Would Hip Hop History BEEn different Without Paul C?
Who is Paul C? Should I know Paul C? This is a common response when we speak about Paul McKasty, AKA Paul C. It’s not unheard of for an artist or contributor to be snubbed out of the credits, or even go completely without acknowledgement, when an artistic work is released, but in the case of Paul C we are talking about a person who worked on at least seven classic hip-hop albums, and twelve albums in total. So should you know about him? Yes, because when you remove Paul C from hip-hop you remove one of the pillars of the genre: put simply, without Paul C a lot of hip-hop history would never have happened.
Before he became Paul C, he was Paul McKasty from Rosedale, Queens. The McKasty family, of which Paul was one of four brothers, and with three sisters, enjoyed the arts and music especially from a young age. The oldest brother, John, was a regular in the Manhattan club scene and although he wasn’t a musician himself, he introduced Paul to the world of music through his extensive record collection, which proved to be the foundation for the music that Paul would later create.
The second older brother, Michael, led a rock band and he took Paul along with him to shows from an early age, sparking Paul’s interest in learning to play music himself, and later was home to the beginning of Paul’s mixing career. Michael would ask Paul to get behind the mixing board at live performances, which Paul later perfected in the studio with his own group, ‘The Mandolindley Road Show’, in which he played bass guitar.
working at 1212 studio, as a work deal to buy equipment
Not long after that, Paul moved out of the garage in Rosedale and started working at 1212 Studio. At that time the studio attracted mainly guitar-oriented music, which had the owner of 1212 doubting that Paul C was a good match, but word soon went around that you could make a great hip-hop track at 1212 for only 25 dollars an hour. Paul had been working with the 1988 New Music Seminar Rap Battle Champion since 1986, but it wasn’t until he recorded ‘Do The James’ with Super Lover Cee & Casanova Rud that he really gained success. This all-time classic track put him directly on the map as one of the hottest engineers to work with, and so when Ultramagnetic MCs had to choose a studio and engineer to work with it was an easy choice
‘Crazy Noise’ by Stezo was the first release after the Ultramagnetic MCs album, and it gained early momentum after the release of the first single, ‘It’s My Turn’ which plays its own part in the legacy left by Paul C. During production Paul suggested to the group that they keep a drum solo at the beginning of the track, a drum solo that has become one of the most sampled beats in hip-hop – to this day they are stull being sampled.
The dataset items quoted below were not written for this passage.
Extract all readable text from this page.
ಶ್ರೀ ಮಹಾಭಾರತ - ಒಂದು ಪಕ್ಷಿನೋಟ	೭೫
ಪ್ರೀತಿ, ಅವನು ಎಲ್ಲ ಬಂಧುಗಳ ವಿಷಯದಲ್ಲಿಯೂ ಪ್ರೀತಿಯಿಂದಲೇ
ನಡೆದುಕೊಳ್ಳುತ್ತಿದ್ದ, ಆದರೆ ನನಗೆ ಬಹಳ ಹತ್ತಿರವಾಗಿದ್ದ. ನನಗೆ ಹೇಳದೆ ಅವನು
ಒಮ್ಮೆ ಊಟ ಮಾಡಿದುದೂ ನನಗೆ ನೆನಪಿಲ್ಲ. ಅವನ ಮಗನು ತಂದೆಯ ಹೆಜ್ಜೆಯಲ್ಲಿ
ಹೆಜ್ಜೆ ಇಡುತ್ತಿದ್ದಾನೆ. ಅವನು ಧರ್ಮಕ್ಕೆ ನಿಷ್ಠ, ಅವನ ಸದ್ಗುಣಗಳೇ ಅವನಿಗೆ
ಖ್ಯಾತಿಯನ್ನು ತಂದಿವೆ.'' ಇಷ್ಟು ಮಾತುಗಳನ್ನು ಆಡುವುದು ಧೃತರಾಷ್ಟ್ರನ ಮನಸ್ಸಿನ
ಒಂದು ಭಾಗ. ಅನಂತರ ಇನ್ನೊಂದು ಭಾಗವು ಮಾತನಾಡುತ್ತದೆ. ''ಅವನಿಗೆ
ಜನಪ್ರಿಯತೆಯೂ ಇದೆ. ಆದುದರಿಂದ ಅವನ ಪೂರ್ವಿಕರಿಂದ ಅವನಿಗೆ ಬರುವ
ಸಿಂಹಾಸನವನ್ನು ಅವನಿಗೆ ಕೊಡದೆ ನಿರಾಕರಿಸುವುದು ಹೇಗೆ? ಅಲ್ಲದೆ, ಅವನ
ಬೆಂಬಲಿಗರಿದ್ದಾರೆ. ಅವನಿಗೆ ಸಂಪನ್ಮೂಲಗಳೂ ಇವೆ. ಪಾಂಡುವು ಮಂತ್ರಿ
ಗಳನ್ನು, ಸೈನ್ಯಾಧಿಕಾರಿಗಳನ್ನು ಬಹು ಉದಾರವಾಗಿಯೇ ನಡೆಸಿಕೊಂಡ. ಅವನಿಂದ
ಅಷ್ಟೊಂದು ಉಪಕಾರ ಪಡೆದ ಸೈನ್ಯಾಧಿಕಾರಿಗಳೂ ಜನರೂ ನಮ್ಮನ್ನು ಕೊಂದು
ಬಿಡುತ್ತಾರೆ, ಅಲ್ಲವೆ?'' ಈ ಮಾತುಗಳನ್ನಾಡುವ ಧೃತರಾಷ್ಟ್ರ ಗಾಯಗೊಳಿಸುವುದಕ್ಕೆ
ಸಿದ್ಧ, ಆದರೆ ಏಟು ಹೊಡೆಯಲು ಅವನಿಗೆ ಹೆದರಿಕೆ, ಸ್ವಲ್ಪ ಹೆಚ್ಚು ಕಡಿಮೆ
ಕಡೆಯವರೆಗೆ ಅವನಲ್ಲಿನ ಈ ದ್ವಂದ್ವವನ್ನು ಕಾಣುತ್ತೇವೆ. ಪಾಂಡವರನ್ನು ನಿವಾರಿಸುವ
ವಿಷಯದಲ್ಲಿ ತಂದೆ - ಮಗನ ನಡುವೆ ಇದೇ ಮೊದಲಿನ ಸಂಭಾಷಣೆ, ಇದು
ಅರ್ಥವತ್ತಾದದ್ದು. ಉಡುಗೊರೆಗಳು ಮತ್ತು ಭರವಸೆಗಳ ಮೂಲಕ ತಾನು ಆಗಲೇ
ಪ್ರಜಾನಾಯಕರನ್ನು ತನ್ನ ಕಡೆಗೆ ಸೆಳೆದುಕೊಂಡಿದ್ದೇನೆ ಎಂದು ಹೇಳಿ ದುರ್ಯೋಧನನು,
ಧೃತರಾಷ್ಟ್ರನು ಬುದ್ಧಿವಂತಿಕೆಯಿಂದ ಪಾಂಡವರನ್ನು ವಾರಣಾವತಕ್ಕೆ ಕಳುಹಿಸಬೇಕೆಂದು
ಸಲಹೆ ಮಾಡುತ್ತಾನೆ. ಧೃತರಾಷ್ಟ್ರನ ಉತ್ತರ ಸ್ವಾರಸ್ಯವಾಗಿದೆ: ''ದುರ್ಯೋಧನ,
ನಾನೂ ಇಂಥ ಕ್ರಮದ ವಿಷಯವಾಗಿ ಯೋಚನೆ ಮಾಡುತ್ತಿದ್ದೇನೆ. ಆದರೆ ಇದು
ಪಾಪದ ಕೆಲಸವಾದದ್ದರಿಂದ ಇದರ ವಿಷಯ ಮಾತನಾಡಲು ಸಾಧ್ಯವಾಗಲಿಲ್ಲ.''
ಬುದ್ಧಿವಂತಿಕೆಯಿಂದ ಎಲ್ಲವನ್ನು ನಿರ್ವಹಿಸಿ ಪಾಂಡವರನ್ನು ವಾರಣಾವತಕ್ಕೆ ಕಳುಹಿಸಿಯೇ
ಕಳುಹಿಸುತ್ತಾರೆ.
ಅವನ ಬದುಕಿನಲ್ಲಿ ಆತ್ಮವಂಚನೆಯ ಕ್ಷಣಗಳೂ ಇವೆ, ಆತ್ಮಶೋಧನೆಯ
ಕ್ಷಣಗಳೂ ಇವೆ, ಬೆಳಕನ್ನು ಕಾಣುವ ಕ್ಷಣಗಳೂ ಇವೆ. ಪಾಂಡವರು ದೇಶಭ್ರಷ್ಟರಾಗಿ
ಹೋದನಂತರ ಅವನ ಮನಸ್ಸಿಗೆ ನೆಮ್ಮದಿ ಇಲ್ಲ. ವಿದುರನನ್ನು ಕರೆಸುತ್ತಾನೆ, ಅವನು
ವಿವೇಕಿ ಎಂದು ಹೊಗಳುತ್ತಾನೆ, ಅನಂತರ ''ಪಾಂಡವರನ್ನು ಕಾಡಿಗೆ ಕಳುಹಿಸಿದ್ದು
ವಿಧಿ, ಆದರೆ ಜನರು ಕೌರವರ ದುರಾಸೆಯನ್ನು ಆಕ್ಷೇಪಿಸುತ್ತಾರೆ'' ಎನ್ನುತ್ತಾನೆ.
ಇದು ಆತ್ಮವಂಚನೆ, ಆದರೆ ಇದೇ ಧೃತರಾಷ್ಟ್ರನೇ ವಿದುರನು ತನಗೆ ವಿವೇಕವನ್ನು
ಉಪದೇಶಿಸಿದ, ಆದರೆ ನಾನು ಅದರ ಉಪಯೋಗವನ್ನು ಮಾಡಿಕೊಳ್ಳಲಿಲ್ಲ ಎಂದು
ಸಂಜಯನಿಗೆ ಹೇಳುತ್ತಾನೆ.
Many big record labels made contact with 1212, offering Paul C a deal to join them, but he wasn’t ready to commit, and wanted to maintain the musical freedom that he had enjoyed so far in his career, working with whom he wanted and when he wanted. Paul’s rebelliousness was born out of a desire to make hip-hop about more than just sampling; he would play keyboards and add his own basslines. He took drums and tore them apart, creating new speed and time patterns; he was soundscaping. Paul C was not hip-hip, he was music.
By now Paul was already working with William Paul Mitchell, then known as Paul Juice, a 15 year-old kid with a group called ‘Main Source’ and a potential protégé for Paul C. He later changed his name to Large Professor. Main Source were already working on their album ‘Breaking Atoms’, a classic that was created with the collaboration of Paul C. At this time Paul reached out to a person he was a huge fan of, and through a mutual friend made contact with the rap god himself, Rakim. They tracks they worked on were released after Paul’s death; ‘Let the Rhythm Hit ‘em’ became an instant classic and many believe that, had Paul lived, the album would have been far better. Due to Paul’s untimely death, some of the tracks had to be taken from cassette tapes and put back into the sampler in order to create a proper arrangement.
After Biz Markie completed his first album with Marley Marl he went in search for a new collaborator, and in Paul he found him, working through the night to get ‘Just a Friend’ right. The connections keep coming up – Marley and Rakim worked in ‘Eric B is President’, Biz Markie and Marley on ‘Goin’ Off’, and the comment from Marley about Paul’s mixing – Paul C and Marley Marl were the twin towers of hip-hip at this point, later becoming pillars on which future generations would stand.
Paul had worked with the label ‘Tommy Boy’ on an unreleased album by the group ‘Too Poetic’ (led by the rapper of the same name, who later found fame with the group ‘Gravediggaz’), and when they approached him to work with Queen Latifah on the album ‘All Hail the Queen’, he didn’t have to think for long. He worked on two tracks, ‘Ladies First ft. Movie Love’ and ‘A King and Queen Creation ft. DJ Mark, the 45 King’.
Should you know about Paul C? If you love music, you should know about Paul C. These are just fragments of his story, pixels in a much more complex picture. Who is Paul C? Paul C McKasty is musician, unity, non-bias, Music and more so Hip Hop Music.
Never forget your heroes. Never forget Paul C.